After experimental verification of the embedding method, we are planning to augment the system with efficient implementation of a nearest neighbor search algorithm. Most likely this will involve re-implementation of the algorithm of [IM’98, GIM’99] for this particular application. We expect that the resulting system will be able to perform similarity queries in large image databases, orders of magnitude faster than the current methods.

In addition to the above plans, we intend to continue basic research on geometric pattern matching algorithms.

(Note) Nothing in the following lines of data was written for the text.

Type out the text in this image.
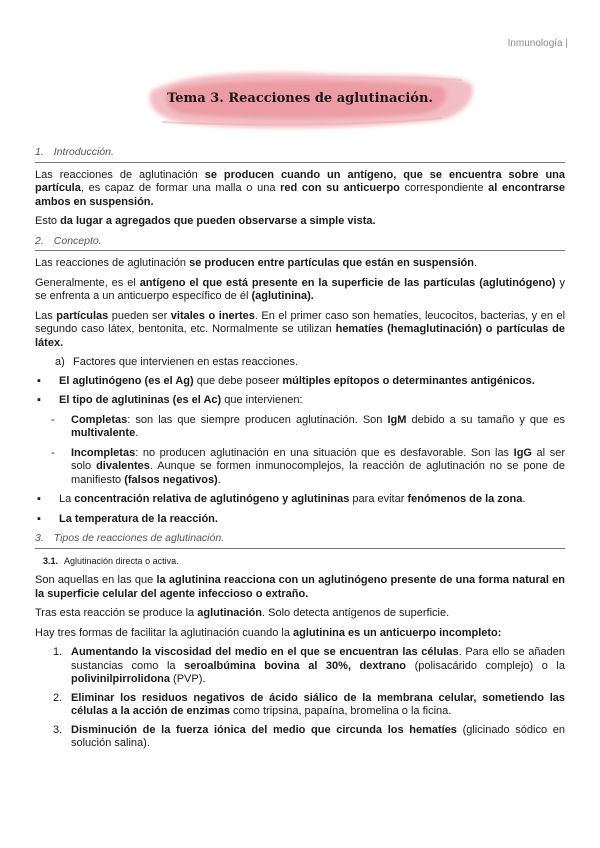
Inmunología |
Tema 3. Reacciones de aglutinación.
1. Introducción.

Las reacciones de aglutinación se producen cuando un antígeno, que se encuentra sobre una partícula, es capaz de formar una malla o una red con su anticuerpo correspondiente al encontrarse ambos en suspensión.

Esto da lugar a agregados que pueden observarse a simple vista.

2. Concepto.

Las reacciones de aglutinación se producen entre partículas que están en suspensión.

Generalmente, es el antígeno el que está presente en la superficie de las partículas (aglutinógeno) y se enfrenta a un anticuerpo específico de él (aglutinina).

Las partículas pueden ser vitales o inertes. En el primer caso son hematíes, leucocitos, bacterias, y en el segundo caso látex, bentonita, etc. Normalmente se utilizan hematíes (hemaglutinación) o partículas de látex.

a) Factores que intervienen en estas reacciones.
▪	El aglutinógeno (es el Ag) que debe poseer múltiples epítopos o determinantes antigénicos.
▪	El tipo de aglutininas (es el Ac) que intervienen:
-	Completas: son las que siempre producen aglutinación. Son IgM debido a su tamaño y que es multivalente.
-	Incompletas: no producen aglutinación en una situación que es desfavorable. Son las IgG al ser solo divalentes. Aunque se formen inmunocomplejos, la reacción de aglutinación no se pone de manifiesto (falsos negativos).
▪	La concentración relativa de aglutinógeno y aglutininas para evitar fenómenos de la zona.
▪	La temperatura de la reacción.
3. Tipos de reacciones de aglutinación.
3.1. Aglutinación directa o activa.

Son aquellas en las que la aglutinina reacciona con un aglutinógeno presente de una forma natural en la superficie celular del agente infeccioso o extraño.

Tras esta reacción se produce la aglutinación. Solo detecta antígenos de superficie.

Hay tres formas de facilitar la aglutinación cuando la aglutinina es un anticuerpo incompleto:

1. Aumentando la viscosidad del medio en el que se encuentran las células. Para ello se añaden sustancias como la seroalbúmina bovina al 30%, dextrano (polisacárido complejo) o la polivinilpirrolidona (PVP).
2. Eliminar los residuos negativos de ácido siálico de la membrana celular, sometiendo las células a la acción de enzimas como tripsina, papaína, bromelina o la ficina.
3. Disminución de la fuerza iónica del medio que circunda los hematíes (glicinado sódico en solución salina).
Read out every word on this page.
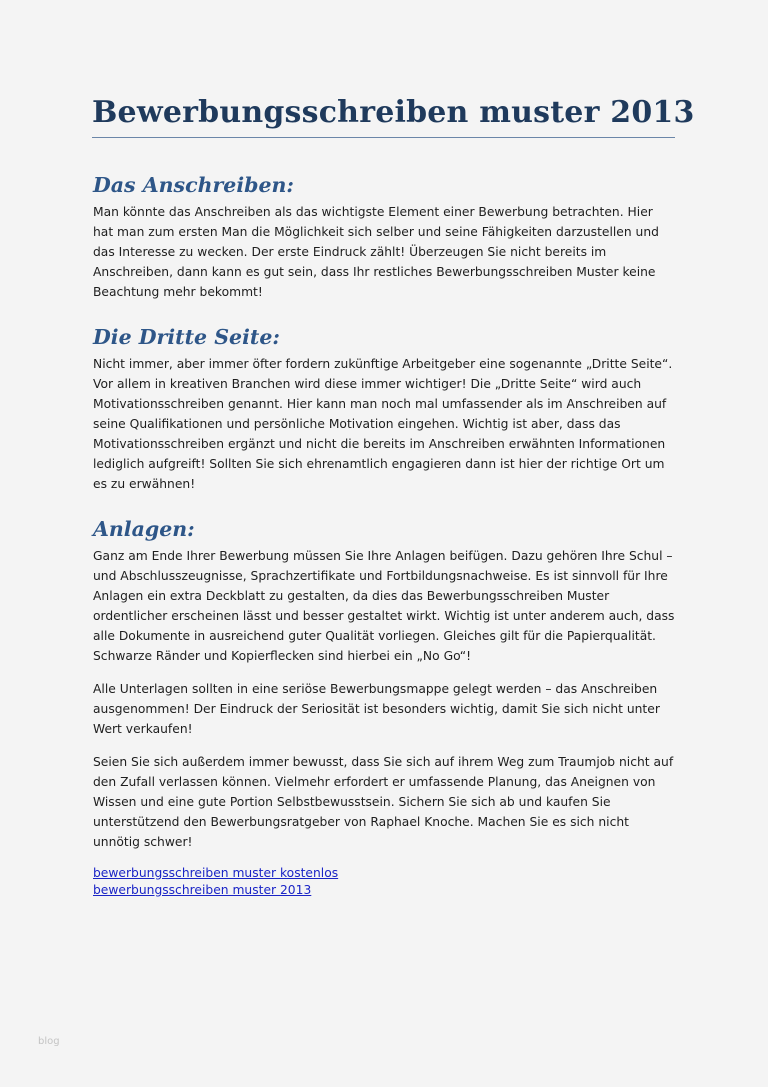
Bewerbungsschreiben muster 2013
Das Anschreiben:

Man könnte das Anschreiben als das wichtigste Element einer Bewerbung betrachten. Hier hat man zum ersten Man die Möglichkeit sich selber und seine Fähigkeiten darzustellen und das Interesse zu wecken. Der erste Eindruck zählt! Überzeugen Sie nicht bereits im Anschreiben, dann kann es gut sein, dass Ihr restliches Bewerbungsschreiben Muster keine Beachtung mehr bekommt!

Die Dritte Seite:

Nicht immer, aber immer öfter fordern zukünftige Arbeitgeber eine sogenannte „Dritte Seite“. Vor allem in kreativen Branchen wird diese immer wichtiger! Die „Dritte Seite“ wird auch Motivationsschreiben genannt. Hier kann man noch mal umfassender als im Anschreiben auf seine Qualifikationen und persönliche Motivation eingehen. Wichtig ist aber, dass das Motivationsschreiben ergänzt und nicht die bereits im Anschreiben erwähnten Informationen lediglich aufgreift! Sollten Sie sich ehrenamtlich engagieren dann ist hier der richtige Ort um es zu erwähnen!

Anlagen:

Ganz am Ende Ihrer Bewerbung müssen Sie Ihre Anlagen beifügen. Dazu gehören Ihre Schul – und Abschlusszeugnisse, Sprachzertifikate und Fortbildungsnachweise. Es ist sinnvoll für Ihre Anlagen ein extra Deckblatt zu gestalten, da dies das Bewerbungsschreiben Muster ordentlicher erscheinen lässt und besser gestaltet wirkt. Wichtig ist unter anderem auch, dass alle Dokumente in ausreichend guter Qualität vorliegen. Gleiches gilt für die Papierqualität. Schwarze Ränder und Kopierflecken sind hierbei ein „No Go“!

Alle Unterlagen sollten in eine seriöse Bewerbungsmappe gelegt werden – das Anschreiben ausgenommen! Der Eindruck der Seriosität ist besonders wichtig, damit Sie sich nicht unter Wert verkaufen!

Seien Sie sich außerdem immer bewusst, dass Sie sich auf ihrem Weg zum Traumjob nicht auf den Zufall verlassen können. Vielmehr erfordert er umfassende Planung, das Aneignen von Wissen und eine gute Portion Selbstbewusstsein. Sichern Sie sich ab und kaufen Sie unterstützend den Bewerbungsratgeber von Raphael Knoche. Machen Sie es sich nicht unnötig schwer!

bewerbungsschreiben muster kostenlos
bewerbungsschreiben muster 2013
blog
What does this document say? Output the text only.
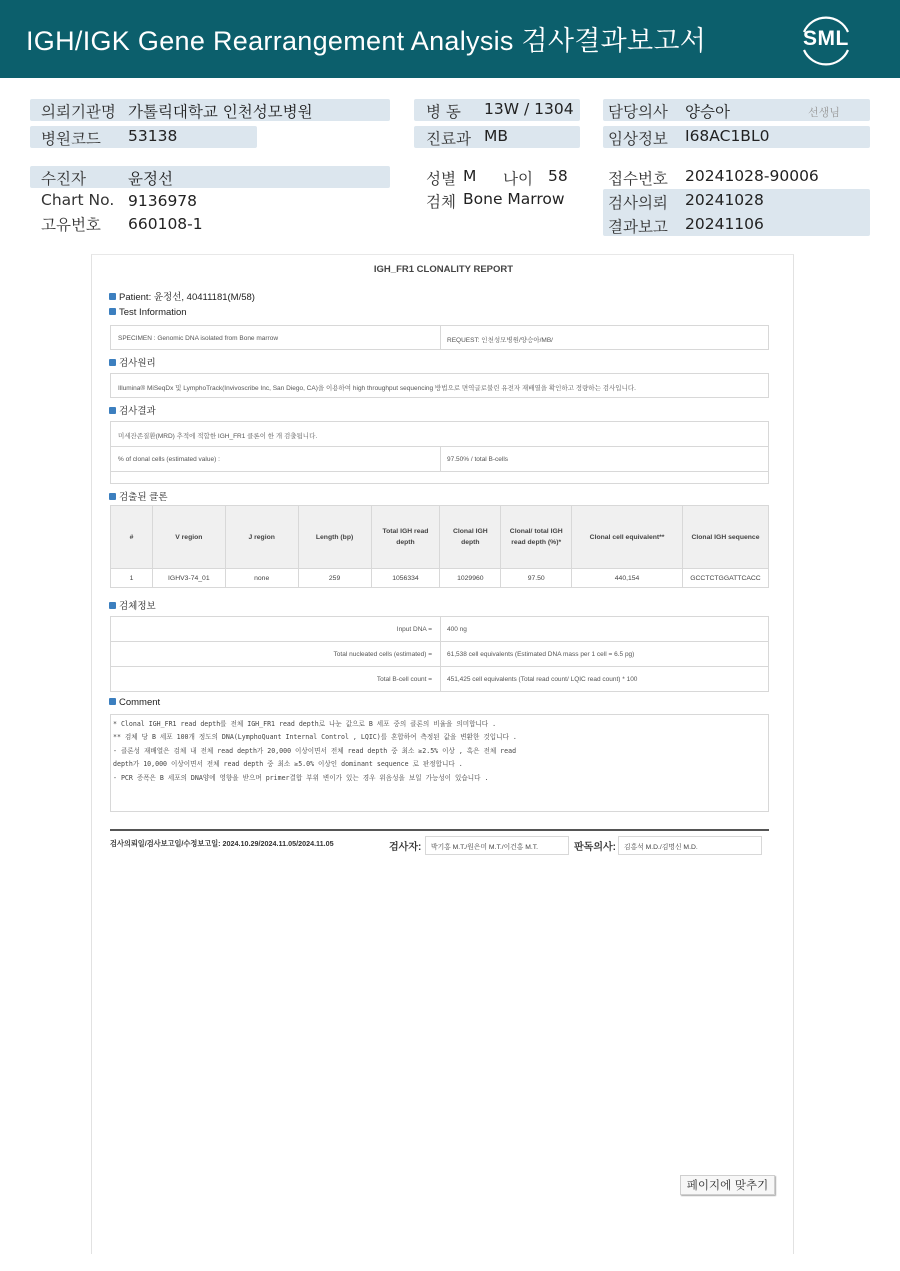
IGH/IGK Gene Rearrangement Analysis 검사결과보고서	SML
의뢰기관명 가톨릭대학교 인천성모병원
병원코드 53138
병 동 13W / 1304
진료과 MB
담당의사 양승아	선생님
임상정보 I68AC1BL0
수진자	윤정선
Chart No. 9136978
고유번호 660108-1
성별 M 나이 58
검체 Bone Marrow
접수번호 20241028-90006
검사의뢰 20241028
결과보고 20241106
IGH_FR1 CLONALITY REPORT
Patient: 윤정선, 40411181(M/58)
Test Information
SPECIMEN : Genomic DNA isolated from Bone marrow	REQUEST: 인천성모병원/양승아/MB/
검사원리
Illumina® MiSeqDx 및 LymphoTrack(Invivoscribe Inc, San Diego, CA)을 이용하여 high throughput sequencing 방법으로 면역글로불린 유전자 재배열을 확인하고 정량하는 검사입니다.
검사결과
미세잔존질환(MRD) 추적에 적합한 IGH_FR1 클론이 한 개 검출됩니다.
% of clonal cells (estimated value) :	97.50% / total B-cells
검출된 클론
#	V region	J region	Length (bp)	Total IGH read depth	Clonal IGH depth	Clonal/ total IGH read depth (%)*	Clonal cell equivalent**	Clonal IGH sequence
1	IGHV3-74_01	none	259	1056334	1029960	97.50	440,154	GCCTCTGGATTCACC
검체정보
Input DNA = 400 ng
Total nucleated cells (estimated) = 61,538 cell equivalents (Estimated DNA mass per 1 cell = 6.5 pg)
Total B-cell count = 451,425 cell equivalents (Total read count/ LQIC read count) * 100
Comment
* Clonal IGH_FR1 read depth를 전체 IGH_FR1 read depth로 나눈 값으로 B 세포 중의 클론의 비율을 의미합니다 .
** 검체 당 B 세포 100개 정도의 DNA(LymphoQuant Internal Control , LQIC)를 혼합하여 측정된 값을 변환한 것입니다 .
- 클론성 재배열은 검체 내 전체 read depth가 20,000 이상이면서 전체 read depth 중 최소 ≥2.5% 이상 , 혹은 전체 read
depth가 10,000 이상이면서 전체 read depth 중 최소 ≥5.0% 이상인 dominant sequence 로 판정합니다 .
- PCR 증폭은 B 세포의 DNA양에 영향을 받으며 primer결합 부위 변이가 있는 경우 위음성을 보일 가능성이 있습니다 .
검사의뢰일/검사보고일/수정보고일: 2024.10.29/2024.11.05/2024.11.05	검사자:	박기홍 M.T./원은미 M.T./이건홍 M.T.	판독의사:	김홍석 M.D./김명신 M.D.
페이지에 맞추기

We believe that designing efficient algorithms is the best way to obtain dramatic improvements in performance, and that geometric pattern matching is an ideal area for this approach to succeed.

References

[EMD] Scott Cohen, "Computing Earth-Mover distance under transformations", http://robotics.stanford.edu/~scohen/research/emdg/emdg.html

[GIM’99] Aris Gionis, Piotr Indyk and Rajeev Motwani, "Similarity Search in High Dimensions via Hashing", IEEE Symposium on Very Large Databases, 1999.

[IM’98] Piotr Indyk and Rajeev Motwani, "Approximate Nearest Neighbor — Towards Removing the Curse of Dimensionality", ACM Symposium on Theory of Computing, 1998.

[IT’01] Piotr Indyk and Nitin Thaper, "Embedding Earth-Mover Distance into the Euclidean space", manuscript, 2001.

[I’02] Piotr Indyk, "Approximate Nearest Neighbor under Frechet Distance via Product Metrics", ACM Symposium on Computational Geometry, 2002, to appear.